As we anticipated, good earnings did power the market out of indecision last week. The DOW and S&P 500 decisively closed above their perspective 50-day moving average. The NASDAQ decisively broke the down trend line with volume. All in all, the seasonal correction is OVER. If there aren’t any surprises (unknown events /shocks) down the road, the market should slowly grind higher into Q1 2022.
So far energy and financials are the best performing sectors in 2021. This is not a good news. Higher energy price is acting as a tax to the entire economy. The stock market can only stay up to the point where the economy can absorb the high enough oil price. After the high oil price exceeds the economic threshold of tolerance, the high enough oil price will eventually take down the economy and stock market. During the last big energy rally from 2002 to 2008, the stock market topped in October 2007, the oil price peaked in May 2008. From October 2007 to May 2008, the high oil price was acting like a huge tax on the entire economy that eventually took down the economy and stock market in a very big way. A higher oil price benefits the energy sector and that’s why the stock market will not crash as long as some sectors are rallying.

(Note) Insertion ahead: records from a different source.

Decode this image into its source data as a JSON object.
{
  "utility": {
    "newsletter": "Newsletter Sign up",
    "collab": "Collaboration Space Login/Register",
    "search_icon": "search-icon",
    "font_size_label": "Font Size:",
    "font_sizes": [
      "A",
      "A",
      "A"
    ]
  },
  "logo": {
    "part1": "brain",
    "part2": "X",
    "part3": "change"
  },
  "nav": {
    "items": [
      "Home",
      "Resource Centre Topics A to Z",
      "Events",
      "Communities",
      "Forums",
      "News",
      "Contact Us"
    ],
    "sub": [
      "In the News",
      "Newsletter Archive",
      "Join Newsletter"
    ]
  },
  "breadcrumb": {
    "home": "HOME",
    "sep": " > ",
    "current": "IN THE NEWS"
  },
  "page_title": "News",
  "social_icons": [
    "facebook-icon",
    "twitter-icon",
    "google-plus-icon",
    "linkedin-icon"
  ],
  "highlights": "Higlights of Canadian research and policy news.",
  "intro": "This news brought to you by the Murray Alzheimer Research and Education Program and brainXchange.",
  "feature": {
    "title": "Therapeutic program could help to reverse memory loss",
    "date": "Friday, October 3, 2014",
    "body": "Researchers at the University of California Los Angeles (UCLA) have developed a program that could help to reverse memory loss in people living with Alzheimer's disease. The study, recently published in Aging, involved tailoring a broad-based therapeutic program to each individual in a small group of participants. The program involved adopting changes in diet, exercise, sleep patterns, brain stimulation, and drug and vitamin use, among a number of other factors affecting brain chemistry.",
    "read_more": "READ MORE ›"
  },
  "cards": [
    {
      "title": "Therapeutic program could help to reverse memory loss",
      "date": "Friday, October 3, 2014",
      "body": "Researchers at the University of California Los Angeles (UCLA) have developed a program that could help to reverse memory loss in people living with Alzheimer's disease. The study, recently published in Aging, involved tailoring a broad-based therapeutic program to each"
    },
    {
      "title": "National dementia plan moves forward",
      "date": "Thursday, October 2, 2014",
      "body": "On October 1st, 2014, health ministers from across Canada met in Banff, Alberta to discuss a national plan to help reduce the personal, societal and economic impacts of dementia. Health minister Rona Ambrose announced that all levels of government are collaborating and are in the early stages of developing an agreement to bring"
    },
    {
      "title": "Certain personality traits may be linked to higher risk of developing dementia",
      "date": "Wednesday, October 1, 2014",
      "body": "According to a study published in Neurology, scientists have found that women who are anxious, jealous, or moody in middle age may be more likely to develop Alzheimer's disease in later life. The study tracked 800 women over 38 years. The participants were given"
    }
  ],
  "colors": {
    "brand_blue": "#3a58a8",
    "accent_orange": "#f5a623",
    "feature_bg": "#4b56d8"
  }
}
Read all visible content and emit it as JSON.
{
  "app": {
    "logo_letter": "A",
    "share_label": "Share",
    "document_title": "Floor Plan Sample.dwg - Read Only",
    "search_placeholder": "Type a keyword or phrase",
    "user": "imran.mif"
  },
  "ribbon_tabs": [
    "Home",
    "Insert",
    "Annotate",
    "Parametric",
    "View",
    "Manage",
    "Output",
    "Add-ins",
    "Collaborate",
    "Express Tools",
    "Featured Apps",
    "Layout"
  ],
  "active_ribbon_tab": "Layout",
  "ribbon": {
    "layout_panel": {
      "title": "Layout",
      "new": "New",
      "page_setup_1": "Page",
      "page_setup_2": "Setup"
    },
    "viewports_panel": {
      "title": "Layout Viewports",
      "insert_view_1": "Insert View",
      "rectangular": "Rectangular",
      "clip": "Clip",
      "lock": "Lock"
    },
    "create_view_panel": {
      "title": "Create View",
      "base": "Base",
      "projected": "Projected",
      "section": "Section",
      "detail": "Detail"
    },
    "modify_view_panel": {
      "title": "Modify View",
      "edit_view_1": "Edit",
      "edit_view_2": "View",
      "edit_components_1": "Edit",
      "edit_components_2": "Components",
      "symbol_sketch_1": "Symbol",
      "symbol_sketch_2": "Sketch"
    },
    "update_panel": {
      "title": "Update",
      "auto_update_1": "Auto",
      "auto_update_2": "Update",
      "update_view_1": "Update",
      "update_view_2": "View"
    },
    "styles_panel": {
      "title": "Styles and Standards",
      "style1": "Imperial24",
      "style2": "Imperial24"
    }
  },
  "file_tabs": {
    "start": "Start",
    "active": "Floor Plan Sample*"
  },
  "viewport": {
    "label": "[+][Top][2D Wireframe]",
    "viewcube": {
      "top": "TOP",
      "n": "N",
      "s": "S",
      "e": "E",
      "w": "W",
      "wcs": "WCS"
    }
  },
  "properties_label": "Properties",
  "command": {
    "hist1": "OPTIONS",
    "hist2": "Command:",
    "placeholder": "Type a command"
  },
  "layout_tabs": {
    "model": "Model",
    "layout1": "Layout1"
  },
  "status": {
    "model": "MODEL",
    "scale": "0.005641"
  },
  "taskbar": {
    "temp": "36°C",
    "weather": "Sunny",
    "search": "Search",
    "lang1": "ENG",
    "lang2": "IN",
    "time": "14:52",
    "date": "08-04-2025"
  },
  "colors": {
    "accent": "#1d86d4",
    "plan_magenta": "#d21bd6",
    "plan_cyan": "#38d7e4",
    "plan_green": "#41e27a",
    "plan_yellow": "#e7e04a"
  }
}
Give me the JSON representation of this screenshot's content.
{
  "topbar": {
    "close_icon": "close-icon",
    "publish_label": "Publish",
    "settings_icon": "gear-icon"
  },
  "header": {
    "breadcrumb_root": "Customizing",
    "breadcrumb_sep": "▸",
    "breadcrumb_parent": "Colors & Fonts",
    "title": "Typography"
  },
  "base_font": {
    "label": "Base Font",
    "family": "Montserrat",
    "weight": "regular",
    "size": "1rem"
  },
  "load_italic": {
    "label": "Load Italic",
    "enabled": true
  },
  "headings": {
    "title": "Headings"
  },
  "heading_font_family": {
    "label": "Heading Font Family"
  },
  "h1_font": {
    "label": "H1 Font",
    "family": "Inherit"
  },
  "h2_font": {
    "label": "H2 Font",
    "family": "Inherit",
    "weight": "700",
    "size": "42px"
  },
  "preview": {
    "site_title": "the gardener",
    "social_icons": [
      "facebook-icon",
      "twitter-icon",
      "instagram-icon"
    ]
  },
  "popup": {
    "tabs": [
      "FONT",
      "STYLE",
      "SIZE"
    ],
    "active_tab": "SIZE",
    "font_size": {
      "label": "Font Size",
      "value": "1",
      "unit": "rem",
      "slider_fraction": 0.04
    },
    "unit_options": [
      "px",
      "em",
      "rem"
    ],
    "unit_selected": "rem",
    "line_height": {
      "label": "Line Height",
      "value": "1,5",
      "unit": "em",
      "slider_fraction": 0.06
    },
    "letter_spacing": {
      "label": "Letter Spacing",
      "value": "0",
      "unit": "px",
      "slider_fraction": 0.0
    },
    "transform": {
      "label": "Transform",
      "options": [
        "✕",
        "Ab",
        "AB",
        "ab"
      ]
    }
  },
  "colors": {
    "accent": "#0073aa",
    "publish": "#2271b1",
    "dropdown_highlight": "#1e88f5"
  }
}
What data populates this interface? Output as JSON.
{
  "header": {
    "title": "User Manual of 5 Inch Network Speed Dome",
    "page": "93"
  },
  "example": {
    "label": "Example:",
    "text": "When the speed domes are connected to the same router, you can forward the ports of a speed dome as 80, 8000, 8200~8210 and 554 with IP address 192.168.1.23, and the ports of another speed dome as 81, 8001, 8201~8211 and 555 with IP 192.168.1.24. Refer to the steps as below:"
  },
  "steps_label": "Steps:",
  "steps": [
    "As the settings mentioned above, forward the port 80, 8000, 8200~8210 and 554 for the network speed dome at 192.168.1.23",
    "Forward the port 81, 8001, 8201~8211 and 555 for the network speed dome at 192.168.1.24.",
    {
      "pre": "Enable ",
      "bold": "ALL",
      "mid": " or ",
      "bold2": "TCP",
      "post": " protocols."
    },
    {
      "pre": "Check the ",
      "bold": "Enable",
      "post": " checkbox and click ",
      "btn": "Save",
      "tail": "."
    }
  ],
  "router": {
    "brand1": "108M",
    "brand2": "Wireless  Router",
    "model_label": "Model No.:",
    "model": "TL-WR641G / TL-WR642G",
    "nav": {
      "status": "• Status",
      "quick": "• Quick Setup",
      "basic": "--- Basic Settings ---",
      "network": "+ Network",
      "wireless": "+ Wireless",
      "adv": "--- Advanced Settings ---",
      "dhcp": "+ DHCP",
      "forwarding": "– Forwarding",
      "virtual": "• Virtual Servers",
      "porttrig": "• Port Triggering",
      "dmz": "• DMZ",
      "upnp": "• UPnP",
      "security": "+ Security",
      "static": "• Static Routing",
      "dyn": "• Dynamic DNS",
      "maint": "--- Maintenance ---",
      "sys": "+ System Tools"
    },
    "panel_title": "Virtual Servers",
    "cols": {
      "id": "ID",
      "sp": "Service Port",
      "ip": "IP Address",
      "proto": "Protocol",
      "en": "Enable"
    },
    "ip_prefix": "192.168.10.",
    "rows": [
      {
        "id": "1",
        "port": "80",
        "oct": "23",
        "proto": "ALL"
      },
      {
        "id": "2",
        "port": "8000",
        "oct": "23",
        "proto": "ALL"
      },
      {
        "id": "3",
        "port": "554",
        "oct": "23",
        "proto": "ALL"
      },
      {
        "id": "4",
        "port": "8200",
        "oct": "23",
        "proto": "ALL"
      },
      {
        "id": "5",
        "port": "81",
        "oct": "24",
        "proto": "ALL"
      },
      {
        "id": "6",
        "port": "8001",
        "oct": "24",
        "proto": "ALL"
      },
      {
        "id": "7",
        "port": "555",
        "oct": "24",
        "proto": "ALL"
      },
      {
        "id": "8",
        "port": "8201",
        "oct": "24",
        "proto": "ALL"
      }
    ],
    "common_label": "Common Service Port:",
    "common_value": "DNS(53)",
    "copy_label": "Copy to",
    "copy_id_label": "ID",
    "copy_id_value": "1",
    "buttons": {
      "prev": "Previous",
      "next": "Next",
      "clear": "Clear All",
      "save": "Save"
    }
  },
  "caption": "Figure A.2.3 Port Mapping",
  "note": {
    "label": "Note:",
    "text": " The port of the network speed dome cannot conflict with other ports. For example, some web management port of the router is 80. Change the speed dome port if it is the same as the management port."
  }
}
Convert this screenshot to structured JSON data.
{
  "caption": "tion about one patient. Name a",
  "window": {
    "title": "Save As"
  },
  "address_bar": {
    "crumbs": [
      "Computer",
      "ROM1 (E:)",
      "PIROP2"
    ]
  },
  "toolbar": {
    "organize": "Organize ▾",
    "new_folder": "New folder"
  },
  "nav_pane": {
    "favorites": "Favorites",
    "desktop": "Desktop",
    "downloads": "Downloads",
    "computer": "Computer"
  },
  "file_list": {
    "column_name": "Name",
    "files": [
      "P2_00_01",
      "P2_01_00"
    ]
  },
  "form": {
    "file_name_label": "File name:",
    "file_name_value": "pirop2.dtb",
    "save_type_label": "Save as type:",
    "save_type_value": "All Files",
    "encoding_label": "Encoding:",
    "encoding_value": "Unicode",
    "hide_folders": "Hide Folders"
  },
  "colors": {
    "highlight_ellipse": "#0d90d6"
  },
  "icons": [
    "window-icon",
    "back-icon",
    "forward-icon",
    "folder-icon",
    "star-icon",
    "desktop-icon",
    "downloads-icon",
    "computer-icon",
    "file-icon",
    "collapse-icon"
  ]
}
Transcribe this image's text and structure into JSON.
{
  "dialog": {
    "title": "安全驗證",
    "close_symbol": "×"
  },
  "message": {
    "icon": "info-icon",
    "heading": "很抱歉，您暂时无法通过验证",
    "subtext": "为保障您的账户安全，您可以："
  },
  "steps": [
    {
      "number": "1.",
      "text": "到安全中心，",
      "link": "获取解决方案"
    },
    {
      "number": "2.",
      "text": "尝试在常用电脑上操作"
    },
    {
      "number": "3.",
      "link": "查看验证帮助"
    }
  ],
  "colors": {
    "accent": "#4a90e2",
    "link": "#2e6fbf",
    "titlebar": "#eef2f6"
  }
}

The current energy rally is NOT the same as the last rally from 2002-2008. The current high oil price is caused by the supply problems, rather than demand. The current energy demand hasn’t surpassed the demand peak in 2019. That is understandable because now we have more electric vehicles on the road, more online shopping and more work from home than in 2019.
Because this leg of rally is driven by energy and financials, the growth stocks are not responding to the rally. Because the seasonal correction was so mild in price and duration, we project that the mid 4-year cycle top has been extended to Q1 2022. In other words, the current leg is the last mile into the mid 4-year cycle top.
Below is the NASDAQ daily chart. You can see the clear breakout against the down trend line. The 14175 provided firm support during this correction.
It is 9 days into the new daily cycle. We expect the VIX to come down and the market to grind higher slowly.